A fianco alle necessità, c’è anche un’opportunità: con un mercato dei capitali più efficiente, l’Europa può offrire migliori opportunità a risparmiatori e investitori approfittando della crisi del dollaro come architrave del sistema monetario internazionale. Proprio pochi giorni fa, la Banca d’Italia ha pubblicato lo studio alla base della proposta di Panetta che quantifica il vantaggio di un’emissione comune (“Eurobond: come sfruttarne al meglio il potenziale?”, di Pallara, Pericoli e Tommasino): ipotizzando un’emissione da 1.200 miliardi di euro (7 per cento del pil), si risparmierebbero circa 40 punti di spread rispetto agli attuali eurobond, con un vantaggio complessivo di circa 20 miliardi di euro. I guadagni non sarebbero per tutti, dato che il costo di emissione sarebbe comunque superiore di circa 20 punti a quello dei titoli nazionali per paesi come la Germania e i Paesi Bassi, ma si possono prevedere meccanismi di compensazione o redistribuzione dei risparmi sulla spesa per interessi. Il punto, ovviamente, non è tanto tecnico ma politico, dato che ad esempio in Germania c’è una storica avversione a qualsiasi forma di debito comune.
Ma l’aspetto nuovo è appunto questo: che proposte del genere, provenienti dall’Italia, non sono discusse solamente a Roma ma vengono accolte a Francoforte da esponenti tedeschi come la Schnabel, che già ad aprile aveva invitato i policy maker europei a creare le condizioni per un mercato obbligazionario europeo più grande e liquido.

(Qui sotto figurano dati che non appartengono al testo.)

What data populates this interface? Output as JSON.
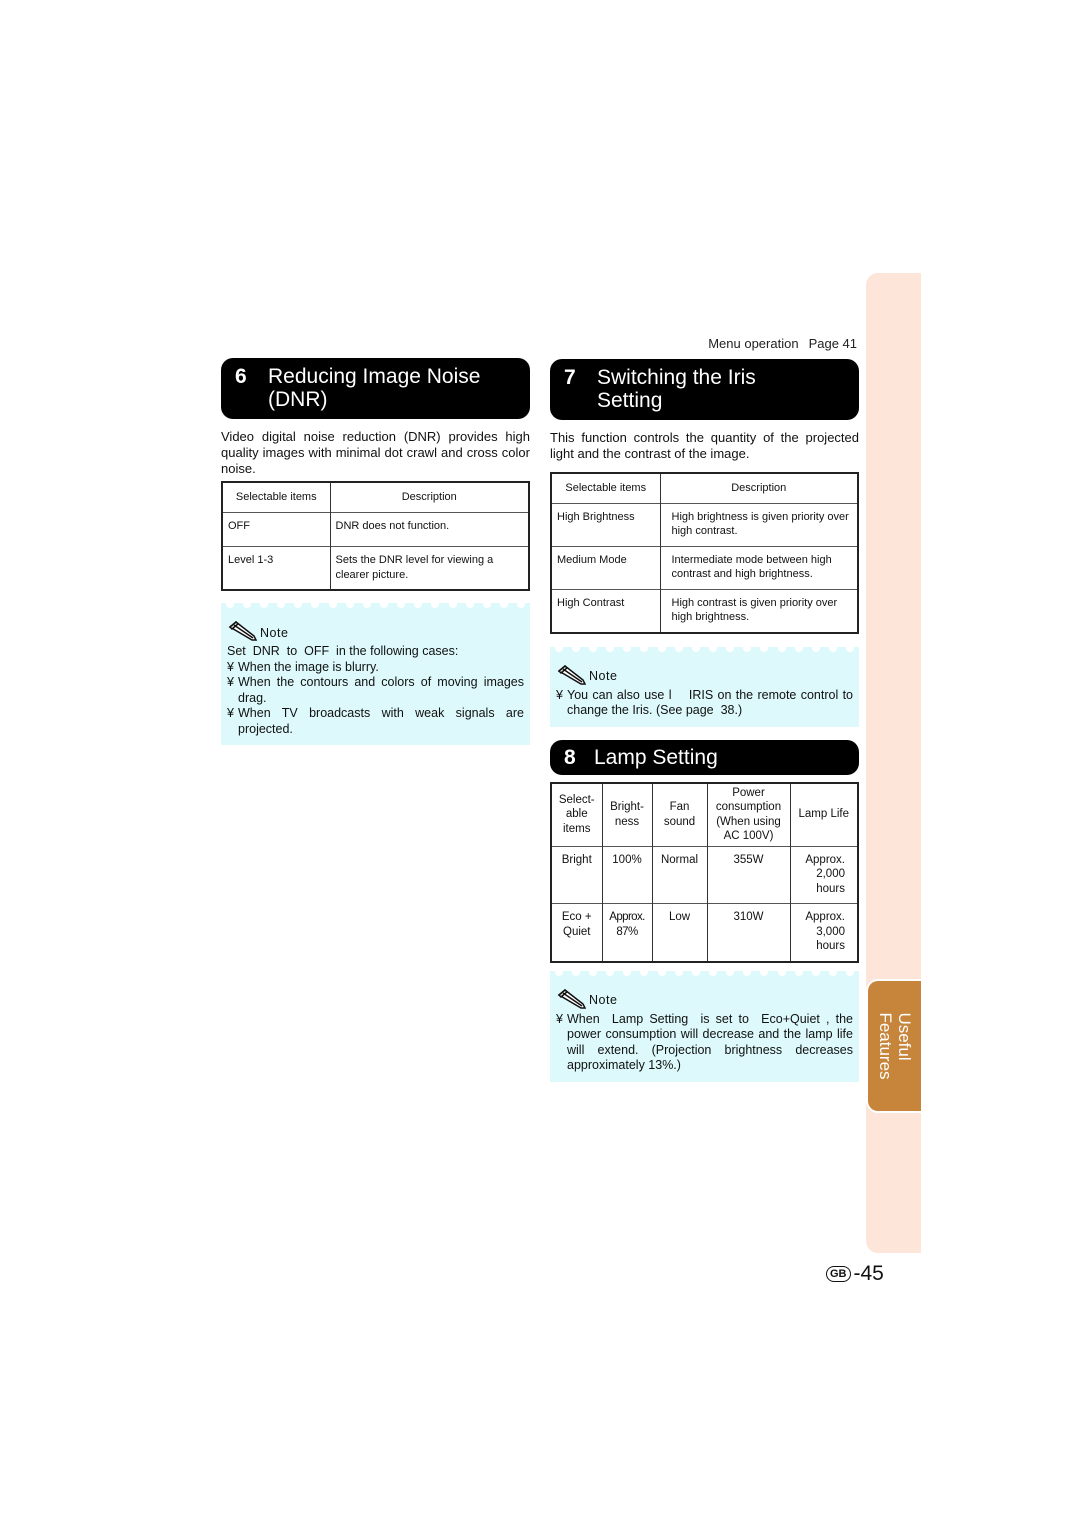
{
  "header": {
    "menu_operation_label": "Menu operation",
    "menu_page_label": "Page 41"
  },
  "section6": {
    "number": "6",
    "title": "Reducing Image Noise (DNR)",
    "intro": "Video digital noise reduction (DNR) provides high quality images with minimal dot crawl and cross color noise.",
    "table": {
      "headers": [
        "Selectable items",
        "Description"
      ],
      "rows": [
        [
          "OFF",
          "DNR does not function."
        ],
        [
          "Level 1-3",
          "Sets the DNR level for viewing a clearer picture."
        ]
      ]
    },
    "note": {
      "label": "Note",
      "lead": "Set  DNR  to  OFF  in the following cases:",
      "bullets": [
        "When the image is blurry.",
        "When the contours and colors of moving images drag.",
        "When TV broadcasts with weak signals are projected."
      ],
      "bullet_mark": "¥"
    }
  },
  "section7": {
    "number": "7",
    "title": "Switching the Iris Setting",
    "intro": "This function controls the quantity of the projected light and the contrast of the image.",
    "table": {
      "headers": [
        "Selectable items",
        "Description"
      ],
      "rows": [
        [
          "High Brightness",
          "High brightness is given priority over high contrast."
        ],
        [
          "Medium Mode",
          "Intermediate mode between high contrast and high brightness."
        ],
        [
          "High Contrast",
          "High contrast is given priority over high brightness."
        ]
      ]
    },
    "note": {
      "label": "Note",
      "bullet_mark": "¥",
      "bullets": [
        "You can also use l    IRIS on the remote control to change the Iris. (See page  38.)"
      ]
    }
  },
  "section8": {
    "number": "8",
    "title": "Lamp Setting",
    "table": {
      "headers": [
        "Select-able items",
        "Bright-ness",
        "Fan sound",
        "Power consumption (When using AC 100V)",
        "Lamp Life"
      ],
      "rows": [
        [
          "Bright",
          "100%",
          "Normal",
          "355W",
          "Approx. 2,000 hours"
        ],
        [
          "Eco + Quiet",
          "Approx. 87%",
          "Low",
          "310W",
          "Approx. 3,000 hours"
        ]
      ]
    },
    "note": {
      "label": "Note",
      "bullet_mark": "¥",
      "bullets": [
        "When  Lamp Setting  is set to  Eco+Quiet , the power consumption will decrease and the lamp life will extend. (Projection brightness decreases approximately 13%.)"
      ]
    }
  },
  "side_tab": {
    "label_line1": "Useful",
    "label_line2": "Features"
  },
  "footer": {
    "region_badge": "GB",
    "page_number": "-45"
  },
  "colors": {
    "heading_bg": "#000000",
    "note_bg": "#ddf9fb",
    "side_strip": "#fde5da",
    "side_tab_active": "#c6853a"
  }
}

Il fatto che i paesi periferici, a partire dall’Italia, siano impegnati in un percorso di risanamento dei conti pubblici dà maggiore credibilità alla proposta e forse può vincere le diffidenze e le resistenze nordeuropee.
Non a caso è questo il punto su cui fa leva il ministro dell’Economia Giancarlo Giorgetti quando dice che l’Italia non intende rinunciare all’equilibrio dei conti, compromettendo i risultati ottenuti finora, per gli aumenti di spesa per la difesa chiesti da Bruxelles: “Qualsiasi sia l’obiettivo che ci daremo, data la notevole entità degli investimenti da realizzare e la loro natura di bene pubblico, è auspicabile fare leve innanzitutto sul bilancio dell’Unione”, ha detto il ministro. Se prima la Germania temeva gli Eurobond per gli squilibri fiscali dell’Italia, ora è l’Italia a chiedere gli Eurobond in nome del rigore dei conti.